Writers & Lovers(14)
‘Why do men always want to look like that in their author photos?’
‘My deep thoughts hurt me,’ Silas says in a scratchy voice.
‘Exactly. Or’—I try to mimic him—‘I might have to murder you if you don’t read this.’
He laughs.
‘Whereas with women’—I take a book off the shelf by a writer I admire—‘they have to be pleasing.’ The photo backs up my argument perfectly. She has a big apologetic smile on her face. I bounce the photo in front of Silas. ‘Please like me. Even though I’m an award-winning novelist, I really am a nice, unthreatening person.’
We pull a few more from the bookcase, and they all support my gender theory.
‘So how would you pose?’ Silas says.
I sneer and flip him two birds.
He laughs again. He has a chipped front tooth, a clean diagonal cut off one corner.
Muriel is bringing her friends toward us.
‘Did you read last Wednesday, to the group?’ I say.
‘I did.’
‘What’d he do with his hands?’
‘It was bad I think. Behind his back.’
‘What does that mean?’
‘No one could tell me. They hadn’t seen it before.’ He flashes his tooth again. He doesn’t seem to care much about Oscar’s verdict. ‘So what are you working on?’
‘I’m a waitress.’
He squints. ‘What are you writing?’
‘A novel.’
‘Impressive.’
‘I’ve been working on it for six years and still don’t have a full draft or a title. So maybe not so impressive. Are you going back next week?’
‘I don’t know. It might be too religious for me. A lot of verbal genuflecting.’
‘Really?’ Muriel hasn’t depicted it this way.
Silas hesitates. ‘It’s not really a free and open exchange of ideas. People just take down everything he says.’ He hunches over and pretends to scribble in a tiny notebook. ‘And, like, it was this small thing, but at one point he said that every line of dialogue had to have at least two ulterior motives, and I said what if the character just wants to know what time it is. People gasped. And then silence. I like a little more debate. Or maybe I just don’t like a lot of rules.’
Muriel and her friends are hovering behind him. Silas shifts slightly, putting a bit more of his back to them. I don’t think it’s deliberate. ‘You haven’t ever gone to it?’
‘No, I work nights.’
He looked at me like he knew that wasn’t the whole truth and started to say something, but Muriel broke in.
‘Look, real people from the real world.’ she says.
She introduces us. One is an infectious disease doctor specializing in AIDS research, and the other heads up a nonprofit in Jamaica Plain. They wear makeup and bracelets and dresses that don’t come from the T.J. Maxx in Fresh Pond. They have crossed the room for Silas, and they pepper him with questions. I drift out of the conversation, out of the room.
I don’t have the money for a copy of Thunder Road, but I follow the line from the entryway through the living room and into the dining room. I veer into the kitchen and peer at the writer through the window in the swinging door. His back is to me, and a small stooped woman is leaning over the table toward him, clutching the book he’s just signed to her chest. She’s still talking when he reaches for the book of the woman behind her. I can only see the back of him, the rim of a blue tie showing beneath his collar and a shoulder blade jutting up through the white dress shirt as he signs his name. I can’t see if his face is as chiseled and pissed off as in the photograph.
All the surfaces in the kitchen are covered with baking sheets and trays of hors d’oeuvres. Every few minutes a server comes in for a refill. It feels strange not to be the one wearing a bun and apron.
‘Prosciutto-wrapped fig?’ she asks, face full of overlapping freckles.

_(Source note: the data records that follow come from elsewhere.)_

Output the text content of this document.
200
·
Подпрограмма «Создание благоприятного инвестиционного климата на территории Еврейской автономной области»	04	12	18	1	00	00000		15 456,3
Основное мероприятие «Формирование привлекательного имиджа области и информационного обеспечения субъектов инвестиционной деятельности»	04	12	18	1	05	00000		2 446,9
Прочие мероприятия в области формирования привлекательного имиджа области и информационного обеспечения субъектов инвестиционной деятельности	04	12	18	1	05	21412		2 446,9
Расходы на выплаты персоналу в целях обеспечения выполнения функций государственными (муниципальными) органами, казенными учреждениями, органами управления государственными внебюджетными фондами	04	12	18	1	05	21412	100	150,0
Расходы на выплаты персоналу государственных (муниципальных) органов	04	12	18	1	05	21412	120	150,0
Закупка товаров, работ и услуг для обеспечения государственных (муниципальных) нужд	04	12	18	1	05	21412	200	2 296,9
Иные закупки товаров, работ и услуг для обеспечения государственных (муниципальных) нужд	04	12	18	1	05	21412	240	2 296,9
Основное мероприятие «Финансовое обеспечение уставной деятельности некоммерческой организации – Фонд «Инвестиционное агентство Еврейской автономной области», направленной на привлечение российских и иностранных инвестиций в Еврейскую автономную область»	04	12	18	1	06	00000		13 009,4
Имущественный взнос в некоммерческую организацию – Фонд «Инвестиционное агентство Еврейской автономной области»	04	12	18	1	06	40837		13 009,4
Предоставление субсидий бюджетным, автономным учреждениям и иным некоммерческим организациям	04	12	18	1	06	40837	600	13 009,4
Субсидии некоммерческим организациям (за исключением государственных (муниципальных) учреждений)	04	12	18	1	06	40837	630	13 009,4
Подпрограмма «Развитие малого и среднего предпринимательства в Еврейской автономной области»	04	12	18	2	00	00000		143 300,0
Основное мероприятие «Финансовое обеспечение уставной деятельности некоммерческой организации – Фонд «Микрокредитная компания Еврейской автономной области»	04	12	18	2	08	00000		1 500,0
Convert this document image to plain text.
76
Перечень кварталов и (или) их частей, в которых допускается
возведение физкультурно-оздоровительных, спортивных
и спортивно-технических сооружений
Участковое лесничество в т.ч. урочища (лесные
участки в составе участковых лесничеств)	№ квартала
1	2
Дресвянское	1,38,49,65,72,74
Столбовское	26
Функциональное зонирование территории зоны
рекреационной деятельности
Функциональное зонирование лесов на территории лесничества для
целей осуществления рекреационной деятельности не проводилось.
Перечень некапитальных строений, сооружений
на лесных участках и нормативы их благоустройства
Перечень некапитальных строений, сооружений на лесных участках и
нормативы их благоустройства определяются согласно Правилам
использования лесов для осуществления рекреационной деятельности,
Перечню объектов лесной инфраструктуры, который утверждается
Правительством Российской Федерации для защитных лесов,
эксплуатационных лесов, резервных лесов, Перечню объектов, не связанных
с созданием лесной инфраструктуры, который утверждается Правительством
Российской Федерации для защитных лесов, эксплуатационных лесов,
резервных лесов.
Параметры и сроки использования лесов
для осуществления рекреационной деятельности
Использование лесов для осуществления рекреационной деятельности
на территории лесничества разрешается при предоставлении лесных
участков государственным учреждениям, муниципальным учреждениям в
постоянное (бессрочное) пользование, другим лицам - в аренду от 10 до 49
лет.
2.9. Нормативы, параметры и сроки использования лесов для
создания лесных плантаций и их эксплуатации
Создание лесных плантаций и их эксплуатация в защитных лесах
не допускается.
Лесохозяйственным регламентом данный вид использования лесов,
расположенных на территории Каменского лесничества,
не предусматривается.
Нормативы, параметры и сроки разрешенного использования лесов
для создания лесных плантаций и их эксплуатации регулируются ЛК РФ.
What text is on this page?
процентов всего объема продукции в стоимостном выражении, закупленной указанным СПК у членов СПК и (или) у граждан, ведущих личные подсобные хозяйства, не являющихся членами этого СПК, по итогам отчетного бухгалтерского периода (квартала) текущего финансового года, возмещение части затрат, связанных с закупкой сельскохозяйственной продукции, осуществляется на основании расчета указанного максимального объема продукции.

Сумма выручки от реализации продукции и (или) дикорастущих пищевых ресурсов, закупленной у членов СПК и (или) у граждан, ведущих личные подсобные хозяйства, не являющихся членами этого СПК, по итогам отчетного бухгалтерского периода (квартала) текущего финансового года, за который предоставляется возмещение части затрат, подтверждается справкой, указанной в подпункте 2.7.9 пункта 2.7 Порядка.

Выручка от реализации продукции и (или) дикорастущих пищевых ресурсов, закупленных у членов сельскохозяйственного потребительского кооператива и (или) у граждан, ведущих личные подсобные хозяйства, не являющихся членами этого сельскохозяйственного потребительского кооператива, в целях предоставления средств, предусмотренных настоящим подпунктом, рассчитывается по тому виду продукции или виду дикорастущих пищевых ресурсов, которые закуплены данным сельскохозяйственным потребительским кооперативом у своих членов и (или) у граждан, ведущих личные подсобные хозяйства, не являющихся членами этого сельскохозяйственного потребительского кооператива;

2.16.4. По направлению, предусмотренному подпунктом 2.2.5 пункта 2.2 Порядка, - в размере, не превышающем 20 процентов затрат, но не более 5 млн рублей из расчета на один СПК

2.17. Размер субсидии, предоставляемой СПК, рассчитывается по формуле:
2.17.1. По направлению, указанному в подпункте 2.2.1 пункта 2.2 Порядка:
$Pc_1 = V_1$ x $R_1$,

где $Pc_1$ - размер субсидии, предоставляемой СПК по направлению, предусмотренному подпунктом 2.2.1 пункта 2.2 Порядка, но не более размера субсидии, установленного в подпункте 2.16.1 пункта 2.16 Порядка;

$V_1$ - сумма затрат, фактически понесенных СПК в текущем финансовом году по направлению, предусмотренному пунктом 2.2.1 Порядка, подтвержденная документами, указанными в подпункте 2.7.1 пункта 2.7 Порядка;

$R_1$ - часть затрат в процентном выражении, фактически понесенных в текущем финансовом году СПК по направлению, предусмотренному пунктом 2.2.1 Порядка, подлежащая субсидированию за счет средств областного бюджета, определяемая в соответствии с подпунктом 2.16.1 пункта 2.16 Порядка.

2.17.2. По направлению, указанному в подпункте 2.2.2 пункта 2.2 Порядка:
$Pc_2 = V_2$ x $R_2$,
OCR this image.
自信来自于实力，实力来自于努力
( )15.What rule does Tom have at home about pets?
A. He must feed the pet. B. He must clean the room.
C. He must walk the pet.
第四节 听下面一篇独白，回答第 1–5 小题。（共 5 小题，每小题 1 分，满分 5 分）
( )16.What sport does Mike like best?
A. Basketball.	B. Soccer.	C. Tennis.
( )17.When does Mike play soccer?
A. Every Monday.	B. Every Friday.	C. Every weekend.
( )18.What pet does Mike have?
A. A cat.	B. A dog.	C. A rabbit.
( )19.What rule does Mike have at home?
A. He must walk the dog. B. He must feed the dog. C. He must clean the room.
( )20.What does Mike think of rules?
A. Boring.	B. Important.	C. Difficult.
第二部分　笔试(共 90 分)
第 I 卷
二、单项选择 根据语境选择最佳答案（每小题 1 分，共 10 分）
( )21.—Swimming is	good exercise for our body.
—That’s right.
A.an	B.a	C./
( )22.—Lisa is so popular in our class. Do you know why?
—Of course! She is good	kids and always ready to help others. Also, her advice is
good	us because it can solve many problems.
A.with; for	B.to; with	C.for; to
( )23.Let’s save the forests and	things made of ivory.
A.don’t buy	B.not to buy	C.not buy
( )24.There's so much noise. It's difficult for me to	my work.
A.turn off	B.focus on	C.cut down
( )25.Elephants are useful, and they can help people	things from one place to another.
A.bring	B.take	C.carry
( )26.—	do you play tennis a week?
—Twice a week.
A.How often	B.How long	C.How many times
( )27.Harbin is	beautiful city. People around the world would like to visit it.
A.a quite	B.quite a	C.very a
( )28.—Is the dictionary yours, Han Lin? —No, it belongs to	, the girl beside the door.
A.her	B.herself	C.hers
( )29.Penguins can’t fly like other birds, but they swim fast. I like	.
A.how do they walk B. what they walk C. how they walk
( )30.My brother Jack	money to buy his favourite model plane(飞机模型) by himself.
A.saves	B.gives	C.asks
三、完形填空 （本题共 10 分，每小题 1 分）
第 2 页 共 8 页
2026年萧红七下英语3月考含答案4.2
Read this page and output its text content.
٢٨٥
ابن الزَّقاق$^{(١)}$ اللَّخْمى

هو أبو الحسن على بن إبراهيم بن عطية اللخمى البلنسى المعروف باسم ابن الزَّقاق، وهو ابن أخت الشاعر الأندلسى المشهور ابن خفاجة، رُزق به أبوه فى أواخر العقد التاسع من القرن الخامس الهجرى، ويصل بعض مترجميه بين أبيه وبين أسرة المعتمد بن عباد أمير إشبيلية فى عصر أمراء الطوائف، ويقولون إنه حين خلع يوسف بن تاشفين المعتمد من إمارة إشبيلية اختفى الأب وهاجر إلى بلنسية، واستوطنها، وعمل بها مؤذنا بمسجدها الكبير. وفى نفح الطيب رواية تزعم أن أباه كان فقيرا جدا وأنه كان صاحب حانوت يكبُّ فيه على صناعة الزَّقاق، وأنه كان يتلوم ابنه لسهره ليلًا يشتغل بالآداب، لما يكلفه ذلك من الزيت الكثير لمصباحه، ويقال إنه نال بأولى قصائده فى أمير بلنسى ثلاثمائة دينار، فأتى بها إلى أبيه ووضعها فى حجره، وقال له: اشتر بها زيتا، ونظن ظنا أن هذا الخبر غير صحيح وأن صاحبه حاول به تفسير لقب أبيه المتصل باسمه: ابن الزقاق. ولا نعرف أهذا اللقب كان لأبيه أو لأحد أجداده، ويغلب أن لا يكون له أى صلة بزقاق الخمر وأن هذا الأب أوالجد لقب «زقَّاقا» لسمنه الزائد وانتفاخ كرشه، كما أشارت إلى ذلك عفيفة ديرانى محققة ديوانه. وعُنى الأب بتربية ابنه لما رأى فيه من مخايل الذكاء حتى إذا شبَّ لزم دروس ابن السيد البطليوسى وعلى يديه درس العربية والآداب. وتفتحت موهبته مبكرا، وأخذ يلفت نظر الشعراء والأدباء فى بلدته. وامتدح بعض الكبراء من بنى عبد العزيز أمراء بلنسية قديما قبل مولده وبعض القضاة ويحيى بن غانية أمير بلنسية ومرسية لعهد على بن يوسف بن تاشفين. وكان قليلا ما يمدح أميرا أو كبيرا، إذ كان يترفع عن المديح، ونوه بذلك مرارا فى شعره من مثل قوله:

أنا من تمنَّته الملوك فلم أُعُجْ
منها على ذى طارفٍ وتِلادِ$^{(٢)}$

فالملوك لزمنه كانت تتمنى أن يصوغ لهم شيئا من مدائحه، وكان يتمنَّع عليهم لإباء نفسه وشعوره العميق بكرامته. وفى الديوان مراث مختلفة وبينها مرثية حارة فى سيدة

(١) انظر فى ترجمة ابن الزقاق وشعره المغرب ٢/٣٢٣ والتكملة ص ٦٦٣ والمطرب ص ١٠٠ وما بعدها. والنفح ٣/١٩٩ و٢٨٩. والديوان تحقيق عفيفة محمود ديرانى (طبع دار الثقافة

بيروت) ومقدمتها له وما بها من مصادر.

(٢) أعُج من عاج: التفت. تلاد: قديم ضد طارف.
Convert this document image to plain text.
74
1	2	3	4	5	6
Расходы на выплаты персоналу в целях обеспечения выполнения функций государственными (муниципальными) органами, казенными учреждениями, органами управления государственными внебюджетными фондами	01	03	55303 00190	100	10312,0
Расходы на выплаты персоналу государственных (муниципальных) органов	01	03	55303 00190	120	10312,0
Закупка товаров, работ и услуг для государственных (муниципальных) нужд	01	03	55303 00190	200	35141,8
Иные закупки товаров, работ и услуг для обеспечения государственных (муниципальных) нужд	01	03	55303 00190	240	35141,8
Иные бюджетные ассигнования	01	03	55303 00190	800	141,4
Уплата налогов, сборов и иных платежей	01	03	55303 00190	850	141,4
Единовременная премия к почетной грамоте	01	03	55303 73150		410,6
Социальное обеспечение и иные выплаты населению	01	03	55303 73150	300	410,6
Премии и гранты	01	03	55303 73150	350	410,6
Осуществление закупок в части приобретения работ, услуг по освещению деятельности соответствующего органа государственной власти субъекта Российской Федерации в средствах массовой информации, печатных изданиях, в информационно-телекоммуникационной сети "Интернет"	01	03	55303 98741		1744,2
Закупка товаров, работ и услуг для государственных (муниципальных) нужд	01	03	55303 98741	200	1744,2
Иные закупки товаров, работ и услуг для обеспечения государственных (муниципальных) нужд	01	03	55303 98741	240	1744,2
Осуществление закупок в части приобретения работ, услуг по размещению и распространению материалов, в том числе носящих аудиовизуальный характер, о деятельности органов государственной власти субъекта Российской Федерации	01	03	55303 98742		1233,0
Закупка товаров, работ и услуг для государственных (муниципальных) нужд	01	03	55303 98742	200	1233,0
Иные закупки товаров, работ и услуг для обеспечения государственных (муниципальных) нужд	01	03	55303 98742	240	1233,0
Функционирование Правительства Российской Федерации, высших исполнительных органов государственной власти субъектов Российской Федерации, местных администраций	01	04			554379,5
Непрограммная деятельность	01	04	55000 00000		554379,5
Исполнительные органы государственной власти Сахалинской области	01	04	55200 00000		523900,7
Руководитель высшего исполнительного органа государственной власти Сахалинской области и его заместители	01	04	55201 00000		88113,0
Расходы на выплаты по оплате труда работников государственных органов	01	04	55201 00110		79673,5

‘Oh, thanks so much,’ I say, trying to convey my bond with her. I take a fig from the tray and a napkin from her other hand. It bugs me when people don’t take the napkin, too. ‘Thanks, it looks yummy.’ But she’s moved on to a group by the breakfast nook.
When I get back to the library, Silas is gone, the women from the real world are gone, and Muriel’s in an argument about Cormac McCarthy with three men in moustaches.
The asphalt is purple in the dusk. We walk in the middle of the road down the hill. The sun has sunk but its heat hangs in the air. My ears ring from all the voices at the party. We talk about a book called Troubles that I read and passed along to her. She loved it as much as I did, and we go through the scenes we liked best. It’s a particular kind of pleasure, of intimacy, loving a book with someone. The short biography on the back page said that the writer, J. G. Farrell, died while angling, swept out to sea by a rogue wave.
‘Do you think that’s an Irish euphemism for suicide?’ I say.
‘Maybe. You go out to see a man about a dog. And if he’s not there you get swept away by a rogue wave.’
We both love Irish literature. We have a pact we’ll go to Dublin together when we have money.
I tell her Silas said that Wednesday nights felt cultish.
She considers that. ‘Well, a lot of people there want to be Oscar, and a number of others want to sleep with him. Maybe that is like a cult.’